Judgment for an Anderson attorney who allegedly failed to act in his client’s post-conviction relief case for nearly seven years after collecting a nearly $25,000 retainer was upheld by the Indiana Court of Appeals. The panel affirmed a trial court ruling that the ex-client’s legal malpractice claim was time-barred.
Anthony French hired criminal defense lawyer Jeffrey Lockwood to represent him in a post-conviction proceeding in February 2010. French alleged he paid a $24,981.25 retainer to Lockwood, who then filed an appearance with the post-conviction court and French’s petition for relief.
However, French claimed that four years went by with no movement in the case on Lockwood’s end. French additionally received no response to a letter stating he would file a civil suit against Lockwood if the attorney didn’t start working on the case or refund French his money.
French ultimately retained other counsel and filed a complaint against Lockwood with the Indiana Supreme Court Disciplinary Commission.
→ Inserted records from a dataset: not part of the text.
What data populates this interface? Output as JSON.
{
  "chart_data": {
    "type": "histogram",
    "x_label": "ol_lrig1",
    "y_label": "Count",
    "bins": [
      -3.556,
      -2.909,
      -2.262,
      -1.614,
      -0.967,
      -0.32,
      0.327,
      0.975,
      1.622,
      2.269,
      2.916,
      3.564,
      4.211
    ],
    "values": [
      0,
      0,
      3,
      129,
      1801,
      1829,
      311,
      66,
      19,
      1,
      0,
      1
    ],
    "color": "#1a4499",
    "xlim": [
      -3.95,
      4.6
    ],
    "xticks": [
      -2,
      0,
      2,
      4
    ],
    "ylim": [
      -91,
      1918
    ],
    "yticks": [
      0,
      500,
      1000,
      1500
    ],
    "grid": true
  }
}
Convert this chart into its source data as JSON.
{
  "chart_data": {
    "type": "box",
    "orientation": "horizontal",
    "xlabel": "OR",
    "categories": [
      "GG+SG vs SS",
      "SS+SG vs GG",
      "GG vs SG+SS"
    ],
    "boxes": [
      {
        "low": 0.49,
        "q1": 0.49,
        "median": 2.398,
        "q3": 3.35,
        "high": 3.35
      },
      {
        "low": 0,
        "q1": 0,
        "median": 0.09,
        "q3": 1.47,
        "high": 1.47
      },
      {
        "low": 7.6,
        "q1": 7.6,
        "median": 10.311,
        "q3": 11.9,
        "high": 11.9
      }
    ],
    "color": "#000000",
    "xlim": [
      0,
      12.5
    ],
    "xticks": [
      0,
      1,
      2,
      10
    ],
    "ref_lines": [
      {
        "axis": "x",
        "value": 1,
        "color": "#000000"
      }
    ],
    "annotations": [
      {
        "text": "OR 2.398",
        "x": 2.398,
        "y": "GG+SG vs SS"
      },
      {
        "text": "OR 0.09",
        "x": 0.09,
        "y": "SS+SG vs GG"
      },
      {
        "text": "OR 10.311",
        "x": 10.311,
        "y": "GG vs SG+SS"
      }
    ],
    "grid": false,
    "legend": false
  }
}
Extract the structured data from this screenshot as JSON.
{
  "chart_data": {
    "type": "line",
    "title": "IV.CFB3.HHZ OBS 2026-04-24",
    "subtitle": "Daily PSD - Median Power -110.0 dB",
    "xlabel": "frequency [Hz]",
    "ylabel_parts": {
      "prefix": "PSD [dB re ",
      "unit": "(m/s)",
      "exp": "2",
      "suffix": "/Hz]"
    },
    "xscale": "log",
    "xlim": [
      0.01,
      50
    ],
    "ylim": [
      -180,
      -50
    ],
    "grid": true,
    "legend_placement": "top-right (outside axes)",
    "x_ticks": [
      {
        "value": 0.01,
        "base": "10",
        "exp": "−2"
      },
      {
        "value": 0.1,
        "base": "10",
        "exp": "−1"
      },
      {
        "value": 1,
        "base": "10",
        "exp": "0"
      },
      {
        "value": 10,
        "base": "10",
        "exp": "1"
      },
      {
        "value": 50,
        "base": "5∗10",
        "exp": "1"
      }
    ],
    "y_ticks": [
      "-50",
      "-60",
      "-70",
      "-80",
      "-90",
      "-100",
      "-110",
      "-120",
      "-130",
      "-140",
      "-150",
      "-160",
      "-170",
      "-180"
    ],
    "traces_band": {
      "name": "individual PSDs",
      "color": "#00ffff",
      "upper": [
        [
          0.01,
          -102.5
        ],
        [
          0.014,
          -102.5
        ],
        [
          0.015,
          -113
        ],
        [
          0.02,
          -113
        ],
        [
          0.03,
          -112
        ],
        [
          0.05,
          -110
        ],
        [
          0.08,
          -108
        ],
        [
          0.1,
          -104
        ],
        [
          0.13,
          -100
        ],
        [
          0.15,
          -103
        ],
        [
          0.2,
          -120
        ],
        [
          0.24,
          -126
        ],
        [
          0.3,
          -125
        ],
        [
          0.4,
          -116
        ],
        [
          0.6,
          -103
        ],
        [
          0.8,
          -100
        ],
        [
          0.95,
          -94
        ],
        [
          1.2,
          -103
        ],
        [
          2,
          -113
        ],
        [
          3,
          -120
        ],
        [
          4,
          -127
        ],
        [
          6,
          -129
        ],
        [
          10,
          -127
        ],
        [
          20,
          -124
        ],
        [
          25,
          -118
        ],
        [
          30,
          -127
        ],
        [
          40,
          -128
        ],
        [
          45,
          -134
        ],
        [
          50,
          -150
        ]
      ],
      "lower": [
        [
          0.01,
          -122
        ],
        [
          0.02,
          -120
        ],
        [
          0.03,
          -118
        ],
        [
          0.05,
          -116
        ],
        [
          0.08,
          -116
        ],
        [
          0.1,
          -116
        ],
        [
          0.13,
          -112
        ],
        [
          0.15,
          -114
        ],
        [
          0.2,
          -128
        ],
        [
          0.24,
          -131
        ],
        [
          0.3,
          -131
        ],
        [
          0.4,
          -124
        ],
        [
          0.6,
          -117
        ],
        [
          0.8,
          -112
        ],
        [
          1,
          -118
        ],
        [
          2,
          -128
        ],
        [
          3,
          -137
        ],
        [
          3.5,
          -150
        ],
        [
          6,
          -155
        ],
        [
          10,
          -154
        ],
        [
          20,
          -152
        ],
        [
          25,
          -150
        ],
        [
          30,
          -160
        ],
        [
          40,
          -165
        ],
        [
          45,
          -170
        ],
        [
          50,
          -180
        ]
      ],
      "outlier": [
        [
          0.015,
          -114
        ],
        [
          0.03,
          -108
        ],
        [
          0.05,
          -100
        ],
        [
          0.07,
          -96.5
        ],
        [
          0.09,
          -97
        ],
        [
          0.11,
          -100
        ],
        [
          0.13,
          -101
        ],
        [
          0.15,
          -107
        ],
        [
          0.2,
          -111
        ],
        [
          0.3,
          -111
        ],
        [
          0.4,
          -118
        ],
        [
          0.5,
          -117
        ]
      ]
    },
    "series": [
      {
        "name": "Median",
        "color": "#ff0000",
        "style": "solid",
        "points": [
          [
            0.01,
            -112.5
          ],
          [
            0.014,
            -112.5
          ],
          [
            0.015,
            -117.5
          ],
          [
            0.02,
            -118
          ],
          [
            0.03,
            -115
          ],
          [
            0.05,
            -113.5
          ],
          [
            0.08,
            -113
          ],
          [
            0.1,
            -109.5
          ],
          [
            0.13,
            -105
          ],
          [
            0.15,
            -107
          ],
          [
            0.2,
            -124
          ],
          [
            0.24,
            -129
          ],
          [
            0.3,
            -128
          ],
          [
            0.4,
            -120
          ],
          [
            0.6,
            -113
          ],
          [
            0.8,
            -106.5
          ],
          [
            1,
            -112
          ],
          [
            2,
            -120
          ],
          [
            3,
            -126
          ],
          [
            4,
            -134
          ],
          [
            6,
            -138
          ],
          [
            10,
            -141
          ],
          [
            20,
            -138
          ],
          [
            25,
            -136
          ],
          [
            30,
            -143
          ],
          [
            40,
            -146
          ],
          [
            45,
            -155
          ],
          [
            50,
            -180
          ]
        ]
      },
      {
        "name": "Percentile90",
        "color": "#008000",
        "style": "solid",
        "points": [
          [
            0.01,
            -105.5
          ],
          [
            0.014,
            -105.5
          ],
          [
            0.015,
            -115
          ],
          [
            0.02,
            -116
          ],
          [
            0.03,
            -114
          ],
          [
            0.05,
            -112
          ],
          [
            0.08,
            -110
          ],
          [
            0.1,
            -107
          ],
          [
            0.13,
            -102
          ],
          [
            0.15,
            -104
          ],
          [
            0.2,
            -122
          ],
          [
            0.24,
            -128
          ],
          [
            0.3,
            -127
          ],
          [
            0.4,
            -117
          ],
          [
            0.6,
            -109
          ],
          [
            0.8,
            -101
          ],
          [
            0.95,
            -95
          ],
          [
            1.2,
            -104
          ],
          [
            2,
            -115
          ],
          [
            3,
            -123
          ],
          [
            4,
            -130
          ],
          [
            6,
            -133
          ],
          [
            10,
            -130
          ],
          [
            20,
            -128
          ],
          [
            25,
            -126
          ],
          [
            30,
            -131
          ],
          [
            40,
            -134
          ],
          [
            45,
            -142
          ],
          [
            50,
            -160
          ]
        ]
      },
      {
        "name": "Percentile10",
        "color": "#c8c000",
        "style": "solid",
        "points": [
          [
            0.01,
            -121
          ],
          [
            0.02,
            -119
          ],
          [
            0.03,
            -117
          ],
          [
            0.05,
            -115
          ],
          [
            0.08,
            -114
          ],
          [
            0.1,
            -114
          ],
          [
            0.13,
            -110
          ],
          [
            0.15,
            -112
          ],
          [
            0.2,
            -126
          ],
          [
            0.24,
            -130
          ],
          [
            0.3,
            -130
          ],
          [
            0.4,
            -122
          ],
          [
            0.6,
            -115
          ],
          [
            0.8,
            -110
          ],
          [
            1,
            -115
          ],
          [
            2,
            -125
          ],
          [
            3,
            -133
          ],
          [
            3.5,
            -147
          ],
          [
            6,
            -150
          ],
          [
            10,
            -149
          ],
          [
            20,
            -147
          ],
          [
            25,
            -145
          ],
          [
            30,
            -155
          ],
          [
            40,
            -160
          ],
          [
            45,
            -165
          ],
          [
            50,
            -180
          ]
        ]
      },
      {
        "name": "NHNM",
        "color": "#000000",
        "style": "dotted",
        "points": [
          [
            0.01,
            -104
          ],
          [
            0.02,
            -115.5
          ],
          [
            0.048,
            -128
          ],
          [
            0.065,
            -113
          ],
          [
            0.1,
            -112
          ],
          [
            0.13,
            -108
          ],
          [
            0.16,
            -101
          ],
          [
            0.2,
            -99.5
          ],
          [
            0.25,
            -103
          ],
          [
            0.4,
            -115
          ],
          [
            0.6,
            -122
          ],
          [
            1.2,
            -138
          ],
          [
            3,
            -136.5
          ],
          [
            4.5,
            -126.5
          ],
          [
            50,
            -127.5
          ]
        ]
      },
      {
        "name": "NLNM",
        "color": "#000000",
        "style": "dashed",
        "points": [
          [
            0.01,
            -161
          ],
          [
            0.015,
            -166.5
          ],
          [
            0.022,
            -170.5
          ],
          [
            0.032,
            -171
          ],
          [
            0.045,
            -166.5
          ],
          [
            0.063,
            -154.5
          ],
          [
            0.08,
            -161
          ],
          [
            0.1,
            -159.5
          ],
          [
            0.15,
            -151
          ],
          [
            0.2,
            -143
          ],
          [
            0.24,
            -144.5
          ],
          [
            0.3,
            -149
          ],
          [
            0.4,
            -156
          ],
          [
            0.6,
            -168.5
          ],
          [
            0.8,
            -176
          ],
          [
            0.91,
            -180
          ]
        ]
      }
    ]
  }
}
Lockwood then filed with the postconviction court his motion for leave to withdraw his appearance for French.
When French filed a complaint for legal malpractice against Lockwood in February 2018, Lockwood moved to dismiss under Indiana Trial Rule 12(B)(6). The complaint, Lockwood alleged, was time-barred by the applicable two-year statute of limitations.
The Madison Circuit Court agreed, entering judgment in Lockwood’s favor. The Indiana Court of Appeals affirmed Friday, finding the trial court did not err in entering its judgment. The appellate court determined that by August 30, 2015, French knew he had sustained injury as a result of Lockwood’s conduct, and the statute of limitations had therefore begun.
It further rejected French’s assertion of that the complaint was timely filed under the continuous representation doctrine.
“French filed his complaint on February 21, 2018, which was two years and two days after the latest possible date that his attorney-client relationship with Lockwood had terminated. Thus, French’s complaint was untimely as a matter of law,” the appellate court concluded in a Friday memorandum decision.
The case is Anthony W. French v. Jeffrey A. Lockwood (mem. dec.), 18A-PL-2385.